Table 1 Validation of the method with clinical samples. CTC enumeration after filtration with 2 ml blood samples diluted in PBS at a volume ratio of 1:2
Figure 3

CTCs of a cancer patient.

(a) Fluorescence of nuclei staining with DAPI (blue). (c, b) Fluorescence of a CTC after staining with anti-CK-AlexaFluor 488 (green) and anti-CD45-PE (red), respectively. (d) Merge image of (a–c). Scale bar: 40 µm.

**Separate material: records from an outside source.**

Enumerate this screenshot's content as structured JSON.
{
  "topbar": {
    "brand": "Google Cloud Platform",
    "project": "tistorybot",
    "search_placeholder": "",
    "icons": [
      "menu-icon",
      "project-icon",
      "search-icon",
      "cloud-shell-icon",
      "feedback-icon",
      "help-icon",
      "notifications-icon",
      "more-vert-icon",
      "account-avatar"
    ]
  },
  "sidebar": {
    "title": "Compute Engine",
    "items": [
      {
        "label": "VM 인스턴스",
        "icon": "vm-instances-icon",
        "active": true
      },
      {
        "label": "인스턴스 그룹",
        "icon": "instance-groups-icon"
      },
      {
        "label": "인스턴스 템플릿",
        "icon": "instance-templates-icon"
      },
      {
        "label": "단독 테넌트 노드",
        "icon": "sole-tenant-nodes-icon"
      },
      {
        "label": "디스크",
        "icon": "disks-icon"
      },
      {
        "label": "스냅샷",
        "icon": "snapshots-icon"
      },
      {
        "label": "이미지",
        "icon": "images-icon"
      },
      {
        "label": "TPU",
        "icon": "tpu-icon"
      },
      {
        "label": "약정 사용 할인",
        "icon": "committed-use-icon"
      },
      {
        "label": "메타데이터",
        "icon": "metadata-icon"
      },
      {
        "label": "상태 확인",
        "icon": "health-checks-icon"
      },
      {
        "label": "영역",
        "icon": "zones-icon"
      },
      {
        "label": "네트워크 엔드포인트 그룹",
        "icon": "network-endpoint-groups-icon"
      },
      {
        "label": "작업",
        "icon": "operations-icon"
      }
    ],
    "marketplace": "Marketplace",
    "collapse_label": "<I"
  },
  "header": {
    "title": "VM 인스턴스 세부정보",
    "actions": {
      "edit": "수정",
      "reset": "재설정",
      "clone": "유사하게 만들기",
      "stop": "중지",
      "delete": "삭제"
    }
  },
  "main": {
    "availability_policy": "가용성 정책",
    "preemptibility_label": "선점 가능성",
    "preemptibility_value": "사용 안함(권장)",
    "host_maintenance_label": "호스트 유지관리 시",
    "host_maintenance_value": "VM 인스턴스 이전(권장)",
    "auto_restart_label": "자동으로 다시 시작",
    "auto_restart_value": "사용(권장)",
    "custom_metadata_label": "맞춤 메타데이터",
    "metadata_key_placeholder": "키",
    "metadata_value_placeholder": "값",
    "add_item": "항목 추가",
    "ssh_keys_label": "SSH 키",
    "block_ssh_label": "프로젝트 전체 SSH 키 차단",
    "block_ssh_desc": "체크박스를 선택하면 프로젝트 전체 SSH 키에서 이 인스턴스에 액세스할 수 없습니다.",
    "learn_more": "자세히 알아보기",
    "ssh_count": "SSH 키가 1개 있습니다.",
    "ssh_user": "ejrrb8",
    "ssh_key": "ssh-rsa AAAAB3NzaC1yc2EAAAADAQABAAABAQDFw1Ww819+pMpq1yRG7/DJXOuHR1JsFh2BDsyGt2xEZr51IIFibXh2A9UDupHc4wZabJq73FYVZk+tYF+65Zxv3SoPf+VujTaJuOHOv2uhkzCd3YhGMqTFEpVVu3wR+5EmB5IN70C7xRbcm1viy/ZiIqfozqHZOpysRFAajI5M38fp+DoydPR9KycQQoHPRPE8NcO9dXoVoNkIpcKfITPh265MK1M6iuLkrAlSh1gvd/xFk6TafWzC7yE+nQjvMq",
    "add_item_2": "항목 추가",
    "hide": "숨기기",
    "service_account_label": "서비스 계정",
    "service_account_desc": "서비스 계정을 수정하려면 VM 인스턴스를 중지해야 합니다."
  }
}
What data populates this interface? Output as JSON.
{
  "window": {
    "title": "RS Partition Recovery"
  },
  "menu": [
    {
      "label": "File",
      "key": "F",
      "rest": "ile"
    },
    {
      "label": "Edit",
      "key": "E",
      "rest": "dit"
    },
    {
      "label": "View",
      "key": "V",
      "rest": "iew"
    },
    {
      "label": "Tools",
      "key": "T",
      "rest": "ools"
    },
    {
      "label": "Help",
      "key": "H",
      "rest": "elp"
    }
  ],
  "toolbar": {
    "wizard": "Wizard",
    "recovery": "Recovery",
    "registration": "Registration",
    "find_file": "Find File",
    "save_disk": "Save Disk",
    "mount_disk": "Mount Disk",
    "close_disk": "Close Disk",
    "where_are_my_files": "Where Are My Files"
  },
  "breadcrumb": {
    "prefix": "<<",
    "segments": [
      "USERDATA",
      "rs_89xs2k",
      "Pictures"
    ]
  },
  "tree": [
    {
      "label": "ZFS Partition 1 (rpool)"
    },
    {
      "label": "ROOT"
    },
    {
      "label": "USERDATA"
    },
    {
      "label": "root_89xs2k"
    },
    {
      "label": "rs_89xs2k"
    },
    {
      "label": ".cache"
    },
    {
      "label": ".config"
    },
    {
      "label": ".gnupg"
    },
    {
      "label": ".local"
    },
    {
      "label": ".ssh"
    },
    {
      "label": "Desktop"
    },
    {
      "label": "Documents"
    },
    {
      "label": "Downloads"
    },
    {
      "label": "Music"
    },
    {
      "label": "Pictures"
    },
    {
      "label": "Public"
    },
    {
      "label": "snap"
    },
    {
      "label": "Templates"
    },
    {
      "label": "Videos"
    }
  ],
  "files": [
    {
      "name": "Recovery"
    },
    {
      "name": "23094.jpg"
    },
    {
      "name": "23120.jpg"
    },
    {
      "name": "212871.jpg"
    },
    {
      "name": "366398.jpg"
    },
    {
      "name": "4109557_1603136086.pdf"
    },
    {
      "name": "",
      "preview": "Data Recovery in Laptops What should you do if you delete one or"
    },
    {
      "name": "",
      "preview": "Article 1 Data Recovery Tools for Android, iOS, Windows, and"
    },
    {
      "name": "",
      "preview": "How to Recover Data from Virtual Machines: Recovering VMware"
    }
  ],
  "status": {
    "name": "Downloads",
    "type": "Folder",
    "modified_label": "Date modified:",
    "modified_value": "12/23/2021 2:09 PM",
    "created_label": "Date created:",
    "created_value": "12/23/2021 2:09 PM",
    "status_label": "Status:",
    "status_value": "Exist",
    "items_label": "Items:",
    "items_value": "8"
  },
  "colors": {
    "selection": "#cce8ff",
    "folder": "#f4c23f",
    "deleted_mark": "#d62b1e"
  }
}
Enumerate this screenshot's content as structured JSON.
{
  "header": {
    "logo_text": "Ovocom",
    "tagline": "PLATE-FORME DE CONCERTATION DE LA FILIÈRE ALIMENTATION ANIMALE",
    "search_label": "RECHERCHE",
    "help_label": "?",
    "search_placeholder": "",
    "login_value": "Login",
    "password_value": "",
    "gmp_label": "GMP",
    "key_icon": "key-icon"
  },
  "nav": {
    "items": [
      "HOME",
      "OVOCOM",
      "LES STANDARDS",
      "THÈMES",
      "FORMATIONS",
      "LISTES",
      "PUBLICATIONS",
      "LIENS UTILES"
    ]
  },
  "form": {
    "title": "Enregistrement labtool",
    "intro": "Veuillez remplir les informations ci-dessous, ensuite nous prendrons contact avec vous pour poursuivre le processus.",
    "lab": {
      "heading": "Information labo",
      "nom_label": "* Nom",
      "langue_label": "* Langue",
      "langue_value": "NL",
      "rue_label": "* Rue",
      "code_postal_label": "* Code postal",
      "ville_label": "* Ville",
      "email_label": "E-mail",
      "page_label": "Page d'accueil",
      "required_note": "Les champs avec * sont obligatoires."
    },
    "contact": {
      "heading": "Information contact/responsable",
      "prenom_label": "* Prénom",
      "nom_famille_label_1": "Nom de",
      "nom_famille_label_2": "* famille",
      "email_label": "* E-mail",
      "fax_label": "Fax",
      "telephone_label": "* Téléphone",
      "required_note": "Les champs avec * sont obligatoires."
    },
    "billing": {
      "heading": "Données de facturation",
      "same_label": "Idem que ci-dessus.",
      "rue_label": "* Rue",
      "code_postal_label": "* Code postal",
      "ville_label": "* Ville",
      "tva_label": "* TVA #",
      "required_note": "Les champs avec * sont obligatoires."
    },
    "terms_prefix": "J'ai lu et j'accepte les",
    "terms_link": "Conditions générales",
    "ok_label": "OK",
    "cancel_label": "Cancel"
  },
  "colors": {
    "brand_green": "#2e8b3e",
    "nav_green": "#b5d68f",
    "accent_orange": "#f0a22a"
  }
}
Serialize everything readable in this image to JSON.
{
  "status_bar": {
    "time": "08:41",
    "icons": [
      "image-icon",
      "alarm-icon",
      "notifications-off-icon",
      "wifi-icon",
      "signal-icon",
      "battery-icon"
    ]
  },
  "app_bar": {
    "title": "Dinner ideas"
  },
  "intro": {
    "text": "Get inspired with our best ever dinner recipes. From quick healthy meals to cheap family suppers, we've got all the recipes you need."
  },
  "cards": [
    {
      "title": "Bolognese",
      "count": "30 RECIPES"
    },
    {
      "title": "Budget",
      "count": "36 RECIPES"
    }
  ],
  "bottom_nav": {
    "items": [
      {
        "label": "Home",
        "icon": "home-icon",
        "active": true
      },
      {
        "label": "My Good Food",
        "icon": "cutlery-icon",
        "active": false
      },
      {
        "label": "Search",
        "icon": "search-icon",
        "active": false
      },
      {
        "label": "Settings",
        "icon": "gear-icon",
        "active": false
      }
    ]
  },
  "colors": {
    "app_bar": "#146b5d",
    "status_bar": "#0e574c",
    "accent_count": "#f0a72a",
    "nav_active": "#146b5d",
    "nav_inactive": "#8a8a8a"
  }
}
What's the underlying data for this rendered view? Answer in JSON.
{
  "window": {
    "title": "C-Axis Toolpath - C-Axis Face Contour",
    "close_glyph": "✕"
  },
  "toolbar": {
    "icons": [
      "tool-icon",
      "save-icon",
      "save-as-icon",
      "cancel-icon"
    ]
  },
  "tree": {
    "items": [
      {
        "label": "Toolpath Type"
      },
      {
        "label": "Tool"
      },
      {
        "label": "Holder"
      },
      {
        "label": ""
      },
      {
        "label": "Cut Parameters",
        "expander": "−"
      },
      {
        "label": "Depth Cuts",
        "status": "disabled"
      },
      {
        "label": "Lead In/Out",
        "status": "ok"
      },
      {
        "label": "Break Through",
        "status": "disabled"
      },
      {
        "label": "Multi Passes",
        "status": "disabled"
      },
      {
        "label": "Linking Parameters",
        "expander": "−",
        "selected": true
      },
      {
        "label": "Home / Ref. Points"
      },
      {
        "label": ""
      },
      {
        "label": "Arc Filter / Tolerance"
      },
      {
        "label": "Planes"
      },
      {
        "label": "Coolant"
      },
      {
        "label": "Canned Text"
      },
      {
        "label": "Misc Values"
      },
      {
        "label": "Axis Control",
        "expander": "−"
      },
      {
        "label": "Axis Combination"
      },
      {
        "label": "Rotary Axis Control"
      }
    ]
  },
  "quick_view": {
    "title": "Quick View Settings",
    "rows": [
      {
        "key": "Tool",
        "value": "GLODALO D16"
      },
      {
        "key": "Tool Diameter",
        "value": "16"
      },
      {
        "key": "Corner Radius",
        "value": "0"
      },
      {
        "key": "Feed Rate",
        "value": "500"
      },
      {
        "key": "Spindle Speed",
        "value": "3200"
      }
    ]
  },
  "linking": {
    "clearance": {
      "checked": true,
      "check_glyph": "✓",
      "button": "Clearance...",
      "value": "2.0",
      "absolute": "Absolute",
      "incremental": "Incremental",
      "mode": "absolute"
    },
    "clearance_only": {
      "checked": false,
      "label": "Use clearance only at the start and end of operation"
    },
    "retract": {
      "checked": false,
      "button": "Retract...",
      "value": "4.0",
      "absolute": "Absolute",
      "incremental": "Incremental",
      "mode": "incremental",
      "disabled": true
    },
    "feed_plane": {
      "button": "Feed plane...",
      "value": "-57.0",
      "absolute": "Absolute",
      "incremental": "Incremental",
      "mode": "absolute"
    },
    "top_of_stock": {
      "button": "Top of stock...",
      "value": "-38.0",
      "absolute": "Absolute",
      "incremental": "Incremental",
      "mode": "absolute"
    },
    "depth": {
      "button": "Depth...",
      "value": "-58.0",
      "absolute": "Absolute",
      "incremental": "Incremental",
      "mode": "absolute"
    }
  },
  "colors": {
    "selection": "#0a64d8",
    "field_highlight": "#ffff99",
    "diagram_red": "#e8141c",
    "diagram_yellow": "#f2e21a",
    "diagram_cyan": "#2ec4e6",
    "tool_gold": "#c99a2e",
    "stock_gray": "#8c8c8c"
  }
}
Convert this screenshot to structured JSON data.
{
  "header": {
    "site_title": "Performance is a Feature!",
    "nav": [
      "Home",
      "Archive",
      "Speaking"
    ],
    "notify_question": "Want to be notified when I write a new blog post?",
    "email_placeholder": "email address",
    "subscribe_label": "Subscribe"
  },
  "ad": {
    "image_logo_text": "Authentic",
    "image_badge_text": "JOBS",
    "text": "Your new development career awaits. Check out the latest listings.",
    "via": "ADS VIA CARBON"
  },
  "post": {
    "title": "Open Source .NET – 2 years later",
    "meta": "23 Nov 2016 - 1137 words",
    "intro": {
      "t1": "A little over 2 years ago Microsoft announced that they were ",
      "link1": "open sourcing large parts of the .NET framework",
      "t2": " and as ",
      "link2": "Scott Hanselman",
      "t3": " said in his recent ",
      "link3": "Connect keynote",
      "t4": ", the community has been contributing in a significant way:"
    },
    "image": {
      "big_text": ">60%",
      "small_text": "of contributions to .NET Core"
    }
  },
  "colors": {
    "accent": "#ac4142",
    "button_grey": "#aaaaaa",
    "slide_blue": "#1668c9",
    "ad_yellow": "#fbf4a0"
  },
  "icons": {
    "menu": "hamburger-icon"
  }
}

Flow rate and cell density dependencies

The flow rate dependency of the cell capture efficiency was studied by using HT-29 cells spiked into PBS at 100 cells/ml concentration. In the range of flow rate under consideration (0.2–2.0 ml/min with filters of 6.5 µm holes diameter and 6 mm diameter filter area), we observed increased capture efficiency when decreasing the flow rate (Fig. 4a). A further increase of the capture efficiency (>95%) should be possible with a smaller flow rate. For the same capture efficiency (95%), the flow rate was increased by a factor of 2.25 when the 6 mm diameter filter was replaced by the 9 mm diameter filter, which corresponds to a decrease of the filtration time from 18 min to 8 min for a 6 ml sample. Similarly, we evaluated the cell density dependency of the capture efficiency (Fig. 4b) by enumerating cell numbers on the 6 mm diameter filter after immunostaining. As expected, the capture efficiency of our device is almost the same for different cell densities due to the fact that the number of captured cell (10–100) is much less than the number of holes of the filter (104 ~ 105) and there should be no change of the transfilter pressure under given experimental conditions. Thus, the capture efficiency we evaluated with 100 cells/ml spiked in blood should be reasonable for the estimation of CTC capture efficiency of our devices.

Figure 4

Evaluation of cell capture performance.

(a) Capture efficiency as a function of flow rate for 100 HT-29 cells spiked in 1 ml PBS. (b) Capture efficiency of 10, 20, 50, 100 HT-29 cells spiked in 1 ml PBS at a flow rate of 0.2 or 0.5 ml/min, respectively. (c) Cell-type dependency of capture with filter of different hole sizes at a flow rate of 0.5 ml/min. (d) Cell and nuclei sizes measured with a suspension of cells stained by Hoechest33342. The error bars represent the standard derivation (s.d.) of three measurements.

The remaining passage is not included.